The technology could help avert new surges in Covid-19 infections that might overwhelm hospitals battling an outbreak that has killed more than 350,000 people worldwide in just six months.
While many apps and related technologies are voluntary, other governments are enforcing their use, since health experts say at least 60 per cent of a population needs to activate them for contact tracing to be effective.
But privacy advocates warn they give unprecedented access to personal data that could be exploited by authorities or even third parties, despite pledges that information will be kept out of reach.
The stakes are high since only a small percentage of populations in many regions have been infected by the new coronavirus, meaning huge numbers of people are still at risk of infection.
Here is a rundown of the different approaches adopted since the first Covid-19 cases were reported in China last December, and what officials have learned from their experiences.
Asian countries were the first to roll out tracing apps, with China launching several that use either direct geolocalisation via cellphone networks, or data compiled from train and airline travel or highway checkpoints.
Their use was systematic and compulsory, and played a key role in allowing Beijing to lift regional lockdowns and halt contagions starting in April.
People are ranked green, yellow or red based on their travel history and exposure to infected people, to determine if they can travel or enter public areas.
South Korea, for its part, issued mass cellphone alerts announcing locations visited by infected patients, and ordered a tracking app installed on the phone of anyone ordered into isolation—aggressive measures that helped limit deaths to just a couple of hundred in a population of 51 million.
In Hong Kong and Taiwan, which have managed to limit deaths despite their proximity to China, officials use GPS and Wi-Fi to keep strict tabs on people in quarantine.
But most other countries turned to Bluetooth tracking via apps that remain voluntary and let authorities "see" when two people's devices come into close contact.
Officials say actual identities are encrypted, and anyone receiving an alert will not know who posed the potential contagion threat, but those pledges have failed to reassure many.
Australia's CovidSafe app, rolled out in April, has been downloaded 6.1 million times by its roughly 15 million smartphone users, though there is no data on how many remain active daily.
India's government launched the Aarogya Setu ("Bridge to Health") app, with more than 100 million downloads since April—less than one-tenth of its population, since only one in four Indians owns a smartphone.

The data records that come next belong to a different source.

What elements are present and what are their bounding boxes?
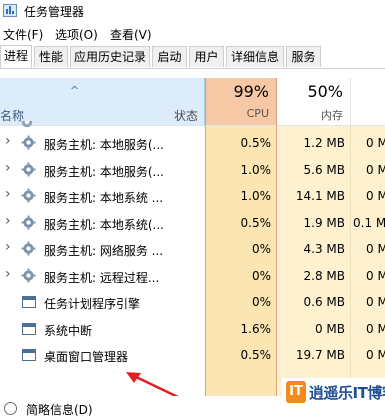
cpu-value: 0% xyxy=(251,295,271,309)
window-title: 任务管理器 xyxy=(24,5,85,19)
memory-value: 0.6 MB xyxy=(303,295,345,309)
disk-value: 0.1 M xyxy=(353,216,385,230)
disk-value: 0 M xyxy=(366,322,385,336)
tab-startup[interactable]: 启动 xyxy=(152,46,187,67)
menu-view[interactable]: 查看(V) xyxy=(110,26,152,43)
cpu-value: 0.5% xyxy=(240,216,272,230)
tab-users[interactable]: 用户 xyxy=(189,46,224,67)
expand-chevron-icon[interactable]: › xyxy=(5,266,11,282)
gear-icon xyxy=(21,215,36,233)
gear-icon xyxy=(21,268,36,286)
cpu-value: 0% xyxy=(251,242,271,256)
window-icon xyxy=(22,323,36,335)
expand-chevron-icon[interactable]: › xyxy=(5,160,11,176)
tab-details[interactable]: 详细信息 xyxy=(226,46,284,67)
column-status-label[interactable]: 状态 xyxy=(174,107,198,124)
watermark-text: 逍遥乐IT博客 xyxy=(309,384,385,402)
expand-chevron-icon[interactable]: › xyxy=(5,239,11,255)
cpu-value: 1.0% xyxy=(240,163,272,177)
process-name: 服务主机: 远程过程... xyxy=(44,271,160,285)
cpu-value: 0.5% xyxy=(240,136,272,150)
memory-column-label: 内存 xyxy=(321,109,343,122)
memory-value: 14.1 MB xyxy=(295,189,345,203)
memory-value: 2.8 MB xyxy=(303,269,345,283)
process-name: 任务计划程序引擎 xyxy=(44,297,141,311)
process-name: 服务主机: 本地服务(... xyxy=(44,138,164,152)
memory-value: 1.2 MB xyxy=(303,136,345,150)
tab-app-history[interactable]: 应用历史记录 xyxy=(70,46,150,67)
sort-ascending-icon: ^ xyxy=(70,84,80,97)
disk-value: 0 M xyxy=(366,136,385,150)
gear-icon xyxy=(21,188,36,206)
memory-value: 0 MB xyxy=(314,322,345,336)
disk-value: 0 M xyxy=(366,269,385,283)
expand-chevron-icon[interactable]: › xyxy=(5,213,11,229)
disk-value: 0 M xyxy=(366,163,385,177)
disk-value: 0 M xyxy=(366,295,385,309)
tab-processes[interactable]: 进程 xyxy=(0,45,32,68)
cpu-value: 0.5% xyxy=(240,348,272,362)
tab-services[interactable]: 服务 xyxy=(286,46,321,67)
process-name: 服务主机: 本地系统(... xyxy=(44,218,164,232)
process-name: 服务主机: 网络服务 ... xyxy=(44,244,164,258)
gear-icon xyxy=(21,162,36,180)
process-name: 服务主机: 本地系统 ... xyxy=(44,191,164,205)
cpu-column-label: CPU xyxy=(246,107,269,120)
process-name: 服务主机: 本地服务(... xyxy=(44,165,164,179)
menu-file[interactable]: 文件(F) xyxy=(3,26,43,43)
collapse-chevron-icon[interactable] xyxy=(4,402,17,415)
tab-performance[interactable]: 性能 xyxy=(34,46,68,67)
task-manager-app-icon xyxy=(3,4,17,17)
process-name: 桌面窗口管理器 xyxy=(44,350,129,364)
fewer-details-link[interactable]: 简略信息(D) xyxy=(26,401,93,418)
disk-value: 0 M xyxy=(366,348,385,362)
memory-value: 1.9 MB xyxy=(303,216,345,230)
cpu-value: 0% xyxy=(251,269,271,283)
memory-value: 19.7 MB xyxy=(295,348,345,362)
process-name: 系统中断 xyxy=(44,324,93,338)
expand-chevron-icon[interactable]: › xyxy=(5,133,11,149)
cpu-value: 1.6% xyxy=(240,322,272,336)
expand-chevron-icon[interactable]: › xyxy=(5,186,11,202)
window-icon xyxy=(22,296,36,308)
disk-value: 0 M xyxy=(366,242,385,256)
cut-off-gear-icon xyxy=(20,121,34,129)
memory-value: 4.3 MB xyxy=(303,242,345,256)
disk-value: 0 M xyxy=(366,189,385,203)
gear-icon xyxy=(21,135,36,153)
cpu-value: 1.0% xyxy=(240,189,272,203)
gear-icon xyxy=(21,241,36,259)
memory-value: 5.6 MB xyxy=(303,163,345,177)
column-header-disk[interactable] xyxy=(351,78,385,126)
watermark-logo: IT xyxy=(286,381,306,403)
cpu-total-percent: 99% xyxy=(233,82,269,101)
window-icon xyxy=(22,349,36,361)
memory-total-percent: 50% xyxy=(307,82,343,101)
menu-options[interactable]: 选项(O) xyxy=(55,26,98,43)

In Iran, home to the deadliest outbreak in the Middle East, the Mask app is being pushed by officials, though rights groups say the government could be tempted by surveillance possibilities after months of unrest.
Pakistan, for its part, has tapped its powerful intelligence services to deploy secretive surveillance technology normally used to locate insurgents to track coronavirus patients and the people they come into contact with.